Par Catherine Baumont, Laboratoire d’Economie de Dijon, Professeure à l’Université de Bourgogne.
En 2014, selon les données de la DGFiP, 662 000 transactions immobilières ont été réalisées dans l’hexagone, pour une valeur totale de près de 135,5 milliards d’euros (DGFiP). Quelques années plus tard, en 2017, c’est près de 881 000 transactions qui s’opèrent pour un total de près de 181 milliards d’euros. Le nombre des ventes ne cesse de croître les 2 années suivantes pour frôler puis dépasser en 2019 la barre « symbolique » du million de transactions en France (soit 1 logement sur 37) selon les statistiques établies par le Marché Immobilier des Notaires. Cette vitalité ne semble pas avoir été freinée par la crise liée à la pandémie si on en croit les différentes actualités récentes ; le nombre de transactions qui sera finalement réalisé vers la fin 2020 n’étant en recul que de 4% par rapport à 2019. Tout cela dans un marché plutôt sage en termes de prix avec des hausses modérées autour de 3,5% en moyenne, plus fortes pour les appartements que pour les maisons.

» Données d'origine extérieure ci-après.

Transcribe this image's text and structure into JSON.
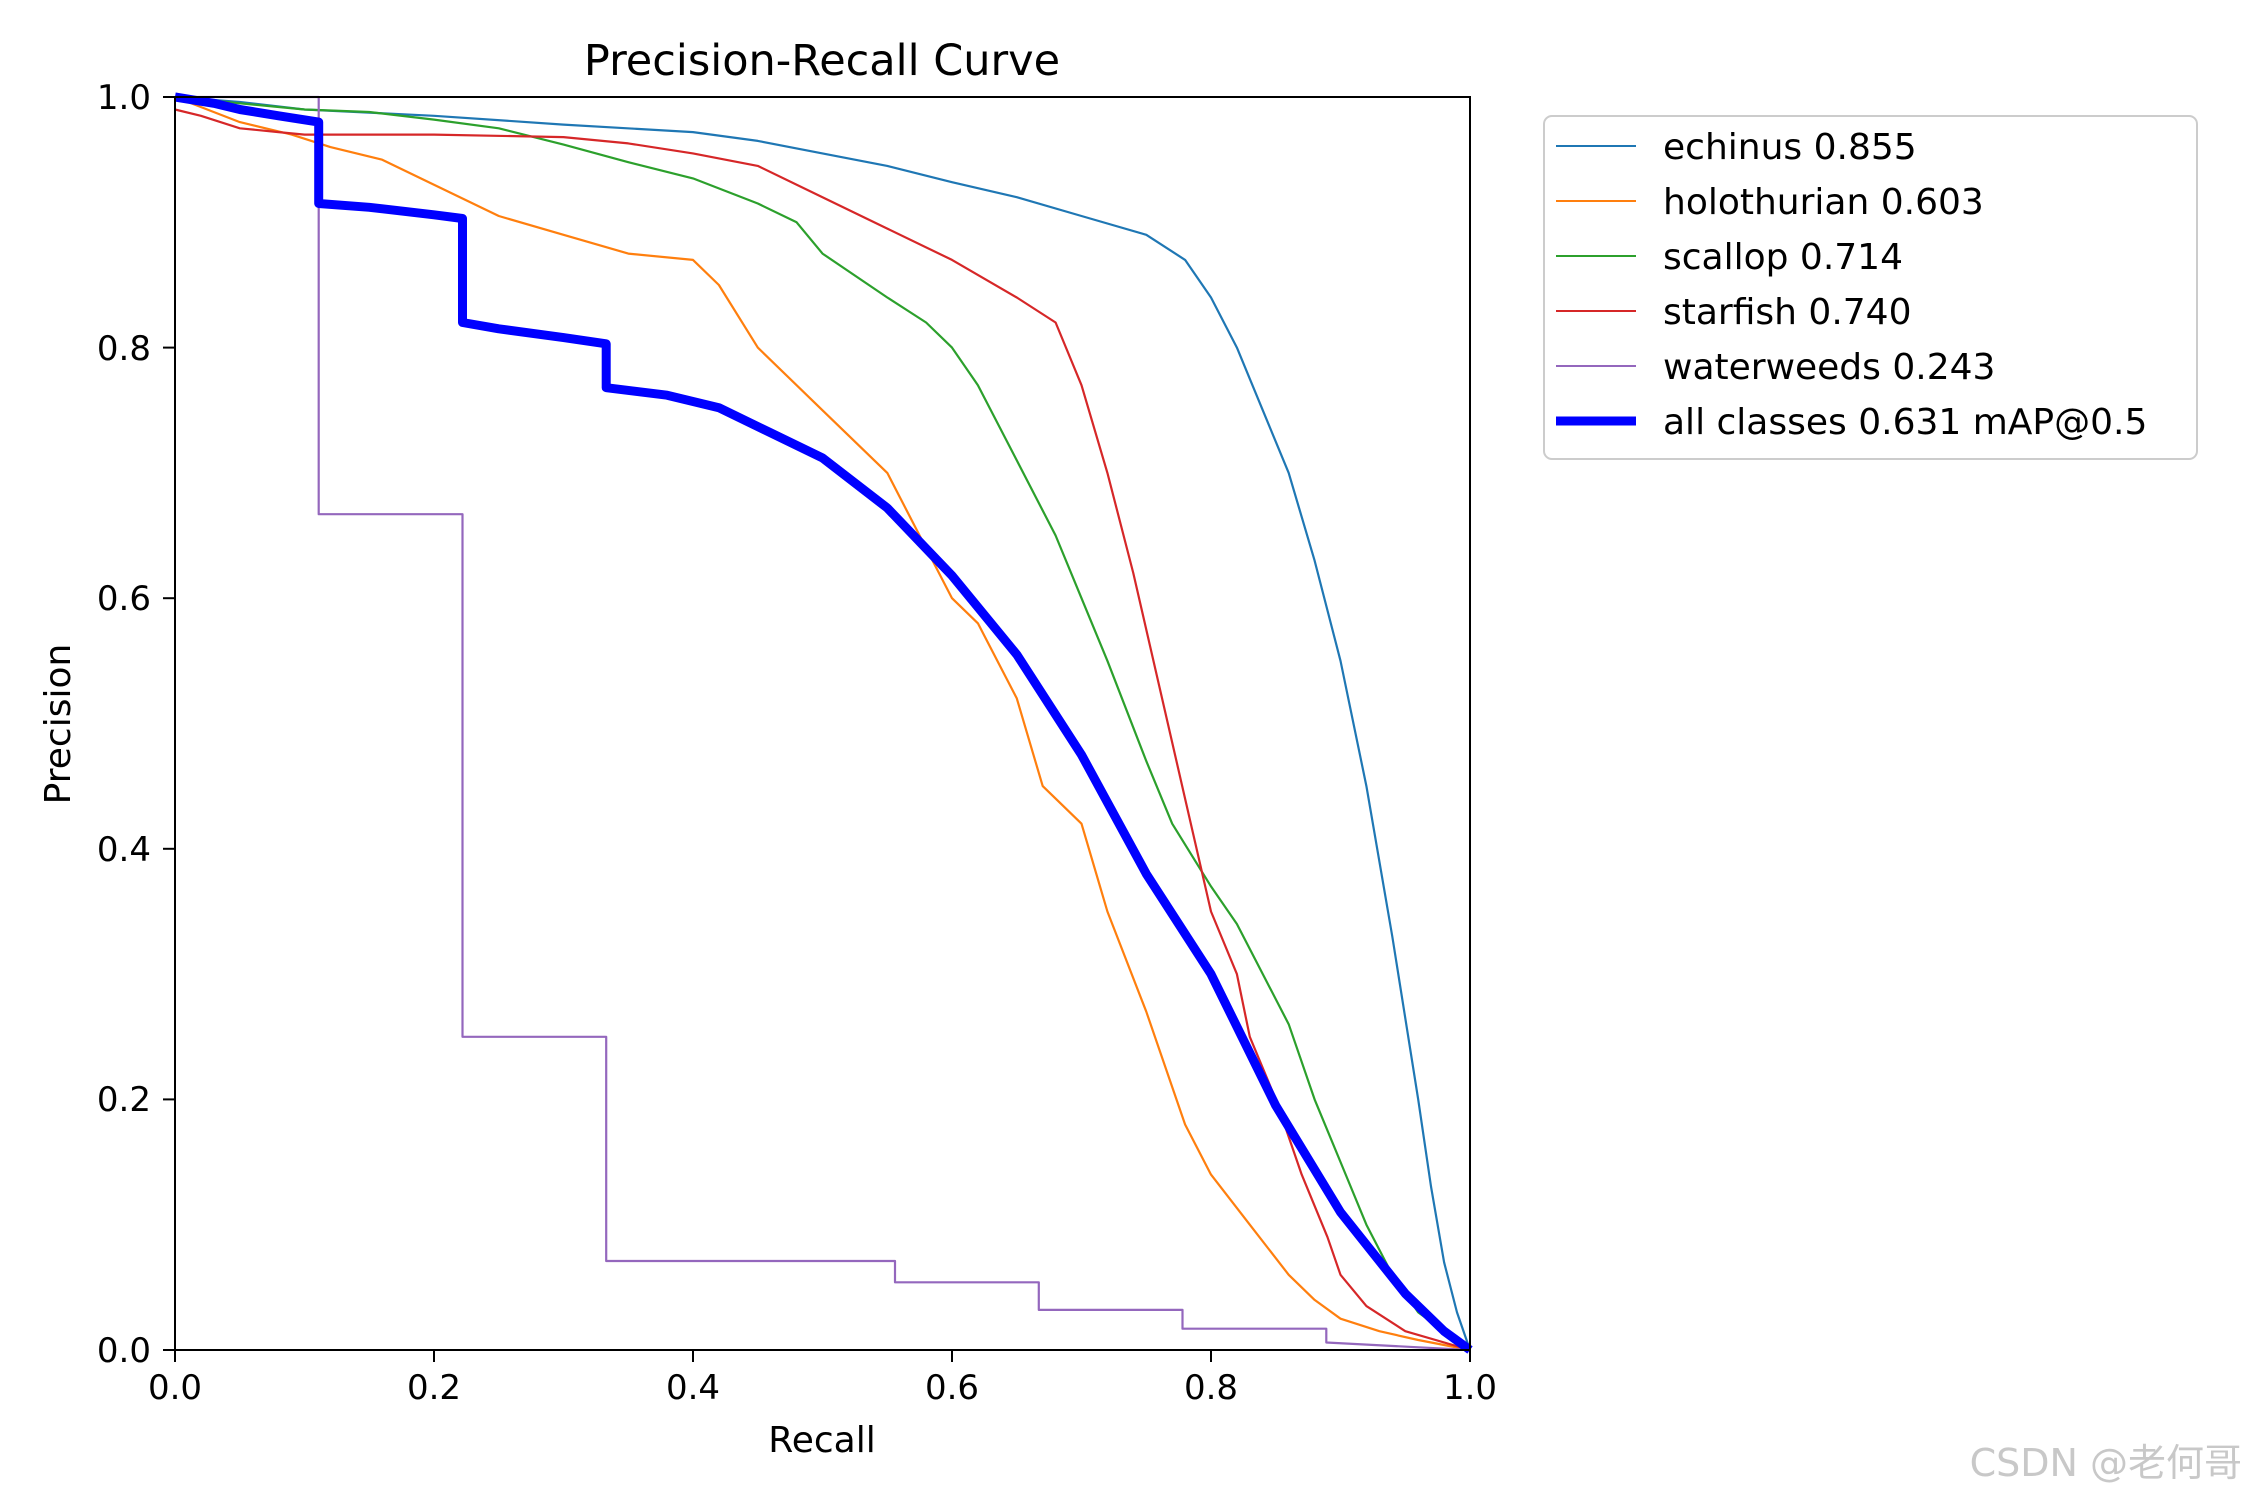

C’est ainsi, chaque année plusieurs « Plans de Relance » qui s’injectent dans notre économie, comme autant de bonnes nouvelles pour la rémunération des professionnels du secteur (Notaires, Banques, Agents immobiliers), pour l’Etat et les collectivités locales, à travers les ressources fiscales que vont entrainer ces mutations (droits de mutations, IRPP et IFI), et enfin pour tous les secteurs économiques liés au logement. Quand l’immobilier va, tout va, serait-on alors tenté de penser. Pour autant, les dynamiques immobilières restent toujours entachées de quelques inquiétudes lorsqu’on s’interroge sur quelques-uns de ses moteurs.
Notre niveau de vie s’affiche avec notre lieu de résidence.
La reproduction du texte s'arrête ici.